If you watch the weather AND have a reliable engine, I don't think it makes much difference whether you are 10 miles out or 20 miles out........

EXCEPT

Medical emergencies can be more dangerous further out since it can take more time to get in....

and, there are less fishermen further out so less 'buddies' to call for help......

but still, 95% of my fishing is within 15 miles.....


----------



## Nitzey (Oct 9, 2007)

Well, it's quite a thread, isn't it? 

I go fishing by myself a lot. It seems easier often. Some only want to go for a couple of hours (heck, it takes that long to get ready and make it to the Pass). Others do not know much about salt water fishing, and tangle lines, or break off a good fish. My wife, love her that I do, wants to go back once we have caught one good fish. 

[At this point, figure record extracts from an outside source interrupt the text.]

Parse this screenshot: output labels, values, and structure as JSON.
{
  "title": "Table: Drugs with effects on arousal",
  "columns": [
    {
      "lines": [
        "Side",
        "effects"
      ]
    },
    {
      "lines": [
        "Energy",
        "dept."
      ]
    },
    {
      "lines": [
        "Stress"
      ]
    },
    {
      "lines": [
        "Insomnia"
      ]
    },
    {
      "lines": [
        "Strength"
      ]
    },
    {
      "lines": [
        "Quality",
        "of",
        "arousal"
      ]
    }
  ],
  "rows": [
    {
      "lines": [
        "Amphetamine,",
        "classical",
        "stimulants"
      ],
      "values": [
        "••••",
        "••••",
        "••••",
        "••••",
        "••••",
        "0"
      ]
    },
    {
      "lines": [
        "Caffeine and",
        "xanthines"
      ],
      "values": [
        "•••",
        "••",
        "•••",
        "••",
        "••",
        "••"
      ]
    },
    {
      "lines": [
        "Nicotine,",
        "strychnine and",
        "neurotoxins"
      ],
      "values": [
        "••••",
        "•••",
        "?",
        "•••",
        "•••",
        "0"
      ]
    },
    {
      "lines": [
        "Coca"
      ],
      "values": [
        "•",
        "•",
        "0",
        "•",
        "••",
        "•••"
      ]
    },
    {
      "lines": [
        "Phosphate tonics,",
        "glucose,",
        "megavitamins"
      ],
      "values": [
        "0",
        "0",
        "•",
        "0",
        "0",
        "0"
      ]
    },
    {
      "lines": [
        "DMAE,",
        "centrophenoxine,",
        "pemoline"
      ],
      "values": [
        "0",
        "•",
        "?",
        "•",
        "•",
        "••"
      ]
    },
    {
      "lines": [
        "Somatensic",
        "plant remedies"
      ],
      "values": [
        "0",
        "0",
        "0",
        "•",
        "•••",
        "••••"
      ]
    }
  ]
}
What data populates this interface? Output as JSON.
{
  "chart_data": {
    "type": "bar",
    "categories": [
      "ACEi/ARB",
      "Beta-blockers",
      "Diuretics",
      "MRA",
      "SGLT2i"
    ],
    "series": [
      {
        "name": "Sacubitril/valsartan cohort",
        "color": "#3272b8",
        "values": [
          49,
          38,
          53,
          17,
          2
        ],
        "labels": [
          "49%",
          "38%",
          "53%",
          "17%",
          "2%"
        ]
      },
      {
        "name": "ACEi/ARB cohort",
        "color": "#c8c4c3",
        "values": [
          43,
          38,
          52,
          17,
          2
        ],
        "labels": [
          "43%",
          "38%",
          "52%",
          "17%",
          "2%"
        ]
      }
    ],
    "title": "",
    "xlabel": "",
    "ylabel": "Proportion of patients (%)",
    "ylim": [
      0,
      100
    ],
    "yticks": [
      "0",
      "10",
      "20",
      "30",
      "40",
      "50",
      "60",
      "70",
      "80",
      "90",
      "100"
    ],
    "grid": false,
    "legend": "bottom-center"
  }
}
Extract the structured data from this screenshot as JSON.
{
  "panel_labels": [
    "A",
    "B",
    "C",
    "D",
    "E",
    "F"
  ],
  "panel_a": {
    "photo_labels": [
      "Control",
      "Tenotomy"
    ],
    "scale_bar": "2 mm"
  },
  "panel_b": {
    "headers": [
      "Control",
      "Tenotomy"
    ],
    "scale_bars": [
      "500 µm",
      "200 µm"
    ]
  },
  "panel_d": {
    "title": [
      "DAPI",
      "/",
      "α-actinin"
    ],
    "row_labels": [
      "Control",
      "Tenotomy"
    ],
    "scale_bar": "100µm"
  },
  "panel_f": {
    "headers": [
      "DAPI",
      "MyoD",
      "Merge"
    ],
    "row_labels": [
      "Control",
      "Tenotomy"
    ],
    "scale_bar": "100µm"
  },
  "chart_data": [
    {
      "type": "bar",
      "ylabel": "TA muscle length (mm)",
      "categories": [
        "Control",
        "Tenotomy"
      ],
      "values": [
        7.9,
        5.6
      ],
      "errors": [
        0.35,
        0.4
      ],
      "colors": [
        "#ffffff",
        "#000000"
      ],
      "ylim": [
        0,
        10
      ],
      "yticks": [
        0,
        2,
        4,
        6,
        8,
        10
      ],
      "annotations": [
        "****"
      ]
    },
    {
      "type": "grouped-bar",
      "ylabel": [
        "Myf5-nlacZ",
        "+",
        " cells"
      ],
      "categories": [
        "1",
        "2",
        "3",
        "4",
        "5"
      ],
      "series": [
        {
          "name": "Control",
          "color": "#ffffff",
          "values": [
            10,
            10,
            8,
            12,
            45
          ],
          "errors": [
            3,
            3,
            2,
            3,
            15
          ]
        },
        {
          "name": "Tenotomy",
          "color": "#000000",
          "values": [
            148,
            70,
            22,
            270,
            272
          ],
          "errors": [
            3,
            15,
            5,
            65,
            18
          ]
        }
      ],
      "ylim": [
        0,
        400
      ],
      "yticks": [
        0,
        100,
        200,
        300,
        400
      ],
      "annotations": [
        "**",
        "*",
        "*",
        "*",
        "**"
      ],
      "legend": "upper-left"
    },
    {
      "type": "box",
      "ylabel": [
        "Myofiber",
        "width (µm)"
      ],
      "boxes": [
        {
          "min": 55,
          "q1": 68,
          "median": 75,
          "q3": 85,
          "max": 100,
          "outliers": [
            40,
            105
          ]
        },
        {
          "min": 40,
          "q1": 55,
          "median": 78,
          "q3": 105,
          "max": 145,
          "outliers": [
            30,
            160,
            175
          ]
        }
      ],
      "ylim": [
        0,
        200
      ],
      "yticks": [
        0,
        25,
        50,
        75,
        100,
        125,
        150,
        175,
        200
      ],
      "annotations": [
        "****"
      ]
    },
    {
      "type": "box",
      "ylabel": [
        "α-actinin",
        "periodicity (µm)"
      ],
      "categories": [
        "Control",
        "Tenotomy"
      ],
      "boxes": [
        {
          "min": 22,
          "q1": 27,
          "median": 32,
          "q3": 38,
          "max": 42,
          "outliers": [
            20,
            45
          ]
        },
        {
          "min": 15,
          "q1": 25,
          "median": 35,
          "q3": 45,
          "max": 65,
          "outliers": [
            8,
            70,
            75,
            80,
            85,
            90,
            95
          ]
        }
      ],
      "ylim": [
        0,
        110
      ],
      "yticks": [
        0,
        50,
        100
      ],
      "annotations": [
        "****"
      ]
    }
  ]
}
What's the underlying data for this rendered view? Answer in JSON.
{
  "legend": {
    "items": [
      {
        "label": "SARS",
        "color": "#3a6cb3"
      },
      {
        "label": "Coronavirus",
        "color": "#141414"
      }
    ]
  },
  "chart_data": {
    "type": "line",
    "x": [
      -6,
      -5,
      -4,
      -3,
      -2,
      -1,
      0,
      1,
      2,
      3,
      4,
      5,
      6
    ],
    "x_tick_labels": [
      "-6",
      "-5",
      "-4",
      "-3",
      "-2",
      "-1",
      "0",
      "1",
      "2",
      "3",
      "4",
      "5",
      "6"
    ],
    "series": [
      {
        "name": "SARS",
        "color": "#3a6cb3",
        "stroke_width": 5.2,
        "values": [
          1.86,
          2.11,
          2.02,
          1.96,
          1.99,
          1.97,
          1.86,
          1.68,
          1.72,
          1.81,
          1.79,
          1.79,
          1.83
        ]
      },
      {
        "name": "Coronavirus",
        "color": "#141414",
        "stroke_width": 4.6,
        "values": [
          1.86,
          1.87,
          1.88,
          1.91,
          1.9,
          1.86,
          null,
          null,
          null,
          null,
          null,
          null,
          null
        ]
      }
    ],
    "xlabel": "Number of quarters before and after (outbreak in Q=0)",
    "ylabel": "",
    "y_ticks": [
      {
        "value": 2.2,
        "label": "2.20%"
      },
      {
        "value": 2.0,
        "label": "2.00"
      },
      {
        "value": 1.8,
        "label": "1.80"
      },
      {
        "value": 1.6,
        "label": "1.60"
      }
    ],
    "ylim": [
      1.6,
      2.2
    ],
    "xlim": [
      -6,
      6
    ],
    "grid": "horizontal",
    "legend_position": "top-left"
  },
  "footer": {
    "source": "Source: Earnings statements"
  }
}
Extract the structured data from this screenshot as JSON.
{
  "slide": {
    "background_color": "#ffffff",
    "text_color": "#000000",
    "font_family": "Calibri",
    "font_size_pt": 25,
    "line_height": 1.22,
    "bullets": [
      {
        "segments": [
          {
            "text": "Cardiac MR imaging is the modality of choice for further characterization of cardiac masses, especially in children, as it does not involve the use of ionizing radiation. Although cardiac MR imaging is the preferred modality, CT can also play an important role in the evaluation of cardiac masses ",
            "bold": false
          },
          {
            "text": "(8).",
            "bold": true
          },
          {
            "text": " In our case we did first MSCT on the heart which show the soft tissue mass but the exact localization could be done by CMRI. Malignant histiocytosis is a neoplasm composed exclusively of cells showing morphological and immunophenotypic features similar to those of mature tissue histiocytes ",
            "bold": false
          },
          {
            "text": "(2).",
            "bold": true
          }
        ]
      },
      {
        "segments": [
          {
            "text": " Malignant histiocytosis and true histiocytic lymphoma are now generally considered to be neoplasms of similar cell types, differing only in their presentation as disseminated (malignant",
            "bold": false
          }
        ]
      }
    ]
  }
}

The Edge scares me a bit. Once the depth gets to 100' and starts falling rapidly, my pulse increases. In closer, however, with lots of people around it seems safer. However, today I went by myself and there were two incidents. I got a hook in my finger and had to cut it in two, and pull the barb through. Oh, it was not too bad since it was just a sabiki, and when it was through, it was like nothing happened. 

Then I lost a fish of a lifetime; maybe. It was a big, big king, I think. I was using aPenn 15LD with 30# line, and it went on the longest initial run I have ever seen. Swam around the boat four times, and finally went under the boat, and then, Oh No, the line was on the out drive. If someone else was there, we would have used the boat. Oh, well, think I will go again tomorrow morning.


----------



## SandyKeys (Oct 10, 2007)

> *heathhampton (5/16/2008)*Thanks for all the great advice. What if I just stayed in the sound and maybe ventured out of the pass and stayed only in state waters, would it be safer then? There would be more boats around and the Gulf is supposed to be pretty calm this weekend. I just wanted some alone time, get away from work, the kids, the wife for a while and fish without having to talk to anyone. Is that wrong?


Ok... now this question will cost you $100.00 an hour, and you must lay on the couch and answer all questions! Don't feel pressured! LOL... just kidding! 

Sure !! Everyone needs alone time, just leave a plan of route, and let us know when you get back! HAVE FUN!! :takephoto:letsdrink


----------